The fans’ first impression was of a big, burly 19-year-old who lacked pace, manoeuvrability and finesse. Whilst Walker glided alongside opponents with effortless speed before silently picking their pockets, Morgan defended with rumbling lunges and spread eagled blocks that, in his early years, frequently lacked the benefit of accurate timing.

Gradually the fans took him to their hearts, and when they sang “You’ll never beat Wes Morgan” they were recognising, with affectionate irony his combination of an absolute commitment to the cause and a seemingly enduring technical vulnerability.

Life hasn’t been easy for Wes Morgan, on the rare occasions when fortune and glory have been within his grasp they seemed to have slipped through his fingers. A calamitous back pass in a play off in 2007 against Yeovil resulted in the momentum of the game swinging toward the opposition. There have been chastening Cup defeats to lower tier teams, and further ignominy in the 2010 play-off final that presented Blackpool will a short lived Premier League status. However they say you have to lose to know how to win, and in that sense Wes Morgan has certainly served his apprenticeship.

Morgan went on to make 335 appearances for Forest in the second and third tier of English Football.

After 10 years serving his home town team Morgan moved to Leicester City in 2012, Nigel Pearson perhaps recognising attributes in the big defender that reminded him of himself as a player.
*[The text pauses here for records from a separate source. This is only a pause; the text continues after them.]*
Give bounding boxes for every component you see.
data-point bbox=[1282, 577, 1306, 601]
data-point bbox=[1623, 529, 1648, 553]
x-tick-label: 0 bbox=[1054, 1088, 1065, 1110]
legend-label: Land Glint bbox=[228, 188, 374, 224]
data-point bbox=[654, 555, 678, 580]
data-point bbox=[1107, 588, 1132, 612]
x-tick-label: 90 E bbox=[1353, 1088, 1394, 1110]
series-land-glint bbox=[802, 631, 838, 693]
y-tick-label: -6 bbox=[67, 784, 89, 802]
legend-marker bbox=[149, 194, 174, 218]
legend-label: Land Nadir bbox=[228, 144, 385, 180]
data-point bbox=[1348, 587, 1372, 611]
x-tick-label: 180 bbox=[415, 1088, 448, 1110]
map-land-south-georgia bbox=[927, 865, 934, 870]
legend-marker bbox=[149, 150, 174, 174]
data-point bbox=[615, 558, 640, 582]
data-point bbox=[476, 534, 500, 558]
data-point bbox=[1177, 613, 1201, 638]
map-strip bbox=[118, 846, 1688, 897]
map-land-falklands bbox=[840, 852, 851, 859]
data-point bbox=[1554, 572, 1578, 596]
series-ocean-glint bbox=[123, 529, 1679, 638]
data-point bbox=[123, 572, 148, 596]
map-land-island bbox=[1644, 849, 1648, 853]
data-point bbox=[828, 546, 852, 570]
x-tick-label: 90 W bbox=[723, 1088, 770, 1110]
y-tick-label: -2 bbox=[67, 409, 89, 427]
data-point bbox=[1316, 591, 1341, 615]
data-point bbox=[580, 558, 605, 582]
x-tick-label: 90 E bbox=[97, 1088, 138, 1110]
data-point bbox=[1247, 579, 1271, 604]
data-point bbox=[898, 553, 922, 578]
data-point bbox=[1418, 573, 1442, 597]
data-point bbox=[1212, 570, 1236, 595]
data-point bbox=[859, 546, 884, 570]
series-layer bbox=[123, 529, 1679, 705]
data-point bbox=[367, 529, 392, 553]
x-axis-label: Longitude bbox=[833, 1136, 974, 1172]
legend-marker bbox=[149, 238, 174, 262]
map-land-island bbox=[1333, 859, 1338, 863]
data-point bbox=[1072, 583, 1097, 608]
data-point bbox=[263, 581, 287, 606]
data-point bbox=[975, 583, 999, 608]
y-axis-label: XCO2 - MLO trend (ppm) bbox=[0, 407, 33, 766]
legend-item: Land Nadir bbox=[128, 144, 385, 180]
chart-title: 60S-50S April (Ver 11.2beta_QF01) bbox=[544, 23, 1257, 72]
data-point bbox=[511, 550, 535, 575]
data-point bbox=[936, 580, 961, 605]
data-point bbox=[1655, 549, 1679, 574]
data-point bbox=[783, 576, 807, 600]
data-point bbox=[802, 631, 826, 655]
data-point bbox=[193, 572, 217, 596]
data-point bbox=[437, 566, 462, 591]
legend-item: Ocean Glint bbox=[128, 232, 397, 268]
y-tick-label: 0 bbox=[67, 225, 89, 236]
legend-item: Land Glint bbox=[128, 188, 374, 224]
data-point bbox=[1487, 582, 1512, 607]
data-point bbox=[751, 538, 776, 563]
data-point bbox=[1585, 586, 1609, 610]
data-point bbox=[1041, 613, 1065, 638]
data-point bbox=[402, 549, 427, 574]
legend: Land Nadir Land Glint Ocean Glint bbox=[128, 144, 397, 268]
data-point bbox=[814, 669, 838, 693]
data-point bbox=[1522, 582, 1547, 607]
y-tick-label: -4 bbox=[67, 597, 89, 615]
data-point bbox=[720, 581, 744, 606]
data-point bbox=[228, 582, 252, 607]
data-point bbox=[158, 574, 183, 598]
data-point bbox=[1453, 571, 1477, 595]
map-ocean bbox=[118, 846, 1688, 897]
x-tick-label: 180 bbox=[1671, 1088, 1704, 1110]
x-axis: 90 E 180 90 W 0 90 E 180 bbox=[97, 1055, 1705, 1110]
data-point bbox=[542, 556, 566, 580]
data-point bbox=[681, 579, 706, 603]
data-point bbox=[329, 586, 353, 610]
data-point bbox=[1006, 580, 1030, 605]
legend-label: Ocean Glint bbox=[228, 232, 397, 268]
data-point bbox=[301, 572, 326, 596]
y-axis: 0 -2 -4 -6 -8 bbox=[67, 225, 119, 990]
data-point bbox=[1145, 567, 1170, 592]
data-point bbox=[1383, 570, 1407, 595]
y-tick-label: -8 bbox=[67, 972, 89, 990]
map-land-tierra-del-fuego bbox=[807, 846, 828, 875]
Moving to the local rivals is never easy but such is the affection in which Forest fans held Wes Morgan, there was no animosity. On his return as an opposition player the home fans serenaded him, picked up their chant, ‘‘you’ll never beat Wes Morgan’’. He is embedded in the hearts of Forest fans because they know that effort never dies and whatever the outcome in the Championship race Morgan will it seems be in a unique position. He is a professional footballer held in equally high regard by local rivals.

 

Wes Morgan embodies the miracle that is Leicester City. It is an unbelievable triumph for this journeyman footballer who has beaten the odds and lifted the Premiership trophy. More so, what is really outstanding is that everyone in the East Midlands is proud of their boy, Wes.